Note that the 'b' and 'w' values in race are assigned randomly to the resumes when presented to the employer.

In [18]:
import pandas as pd
import numpy as np
from scipy import stats
from beakerx import *

In [19]:
data = pd.io.stata.read_stata('data/us_job_market_discrimination.dta')

In [20]:
# number of callbacks for white-sounding names
sum(data[data.race=='w'].call)

235.0

In [21]:
# number of callbacks for black-sounding names
sum(data[data.race=='b'].call)

157.0

In [22]:
data.head()

In [23]:
len(data[data.race=='b']) + len(data[data.race=='w'])

4870

## 1. What test is appropriate for this problem? Does CLT apply?


### ANSWER:


__Two-sample z-test__ can be applied because our goal is to determine if two population means are equal.


__CLT applies__ because our sample size is pretty __large (n = 4870)__ and observations are __independent.__

## 2. What are the null and alternate hypotheses?

## ANSWER:

__Null Hypothesis (__$H_0$__):__ The callback rate for blacks $p_b$ equals the callback rate for whites $p_w$ ($p_w$ = $p_b$)

__Alternative Hypothesis (__$H_A$__):__ There is a significant (non-zero) difference between callback rate for black & white-sounding names ($p_w$ != $p_b$)

## 3. Compute margin of error, confidence interval, and p-value.

In [34]:
from scipy import stats

w = data[data.race=='w']
b = data[data.race=='b']

n_w = len(w)
n_b = len(b)

prob_w = np.sum(w.call) / len(w)
prob_b = np.sum(b.call) / len(b)

print ('probablity of receiving calls for whites : ', prob_w)
print ('probablity of receiving calls for blacks : ', prob_b)

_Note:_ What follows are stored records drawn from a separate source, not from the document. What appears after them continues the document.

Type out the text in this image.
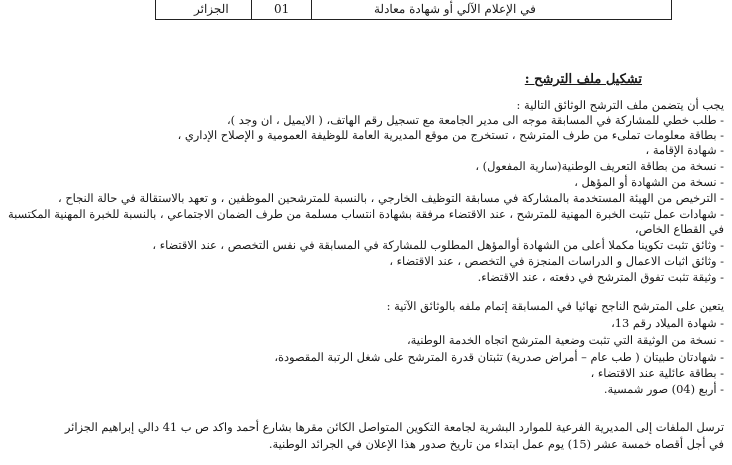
الجزائر	01	في الإعلام الآلي أو شهادة معادلة
تشكيل ملف الترشح :
يجب أن يتضمن ملف الترشح الوثائق التالية :
- طلب خطي للمشاركة في المسابقة موجه الى مدير الجامعة مع تسجيل رقم الهاتف، ( الايميل ، ان وجد )،
- بطاقة معلومات تملىء من طرف المترشح ، تستخرج من موقع المديرية العامة للوظيفة العمومية و الإصلاح الإداري ،
- شهادة الإقامة ،
- نسخة من بطاقة التعريف الوطنية(سارية المفعول) ،
- نسخة من الشهادة أو المؤهل ،
- الترخيص من الهيئة المستخدمة بالمشاركة في مسابقة التوظيف الخارجي ، بالنسبة للمترشحين الموظفين ، و تعهد بالاستقالة في حالة النجاح ،
- شهادات عمل تثبت الخبرة المهنية للمترشح ، عند الاقتضاء مرفقة بشهادة انتساب مسلمة من طرف الضمان الاجتماعي ، بالنسبة للخبرة المهنية المكتسبة
في القطاع الخاص،
- وثائق تثبت تكوينا مكملا أعلى من الشهادة أوالمؤهل المطلوب للمشاركة في المسابقة في نفس التخصص ، عند الاقتضاء ،
- وثائق اثبات الاعمال و الدراسات المنجزة في التخصص ، عند الاقتضاء ،
- وثيقة تثبت تفوق المترشح في دفعته ، عند الاقتضاء.
يتعين على المترشح الناجح نهائيا في المسابقة إتمام ملفه بالوثائق الآتية :
- شهادة الميلاد رقم 13،
- نسخة من الوثيقة التي تثبت وضعية المترشح اتجاه الخدمة الوطنية،
- شهادتان طبيتان ( طب عام – أمراض صدرية) تثبتان قدرة المترشح على شغل الرتبة المقصودة،
- بطاقة عائلية عند الاقتضاء ،
- أربع (04) صور شمسية.
ترسل الملفات إلى المديرية الفرعية للموارد البشرية لجامعة التكوين المتواصل الكائن مقرها بشارع أحمد واكد ص ب 41 دالي إبراهيم الجزائر
في أجل أقصاه خمسة عشر (15) يوم عمل ابتداء من تاريخ صدور هذا الإعلان في الجرائد الوطنية.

probablity of receiving calls for whites :  0.09650924024640657
probablity of receiving calls for blacks :  0.06447638603696099


In [35]:
prob_diff = prob_w - prop_b
phat = (np.sum(w.call) + np.sum(b.call)) / (len(w) + len(b))

z = prob_diff / np.sqrt(phat * (1 - phat) * ((1 / n_w) + (1 / n_b)))
pval = stats.norm.cdf(-z) * 2
print("Z score: {}".format(z))
print("P-value: {}".format(pval))

Z score: 4.108412152434346
P-value: 3.983886837585077e-05


In [36]:
moe = 1.96 * np.sqrt(phat * (1 - phat) * ((1 / n_w) + (1 / n_b)))
ci = prob_diff + np.array([-1, 1]) * moe
print("Margin of Error: {}".format(moe))
print("Confidence interval: {}".format(ci))

Margin of Error: 0.015281912310894095
Confidence interval: [0.01675094 0.04731477]


p_value can be assumed to be close enough to __0__ and less than 0.05. __So the null hypothesis can be rejected.__ The populations do not have the same call back rate.


## 4. Write a story describing the statistical significance in the context or the original problem.


Our analysis does not necassarily mean that skin color is the most important factor in callback success.

In [37]:
cont_table = pd.crosstab(index=data.call, columns=data.race)
chi2, pval, _, _ = stats.chi2_contingency(cont_table)
print("Chi-squared test statistic: {}".format(chi2))
print("p-value: {}".format(pval))

Chi-squared test statistic: 16.44902858418937
p-value: 4.997578389963255e-05


__Chi-square__ test also yields the same result.

## 5. Does your analysis mean that race/name is the most important factor in callback success? Why or why not? If not, how would you amend your analysis?




Although the test shows that significant difference exist in callback rate, there are may be __other factors/ variables__ such as education and experience that may contribute to this differece.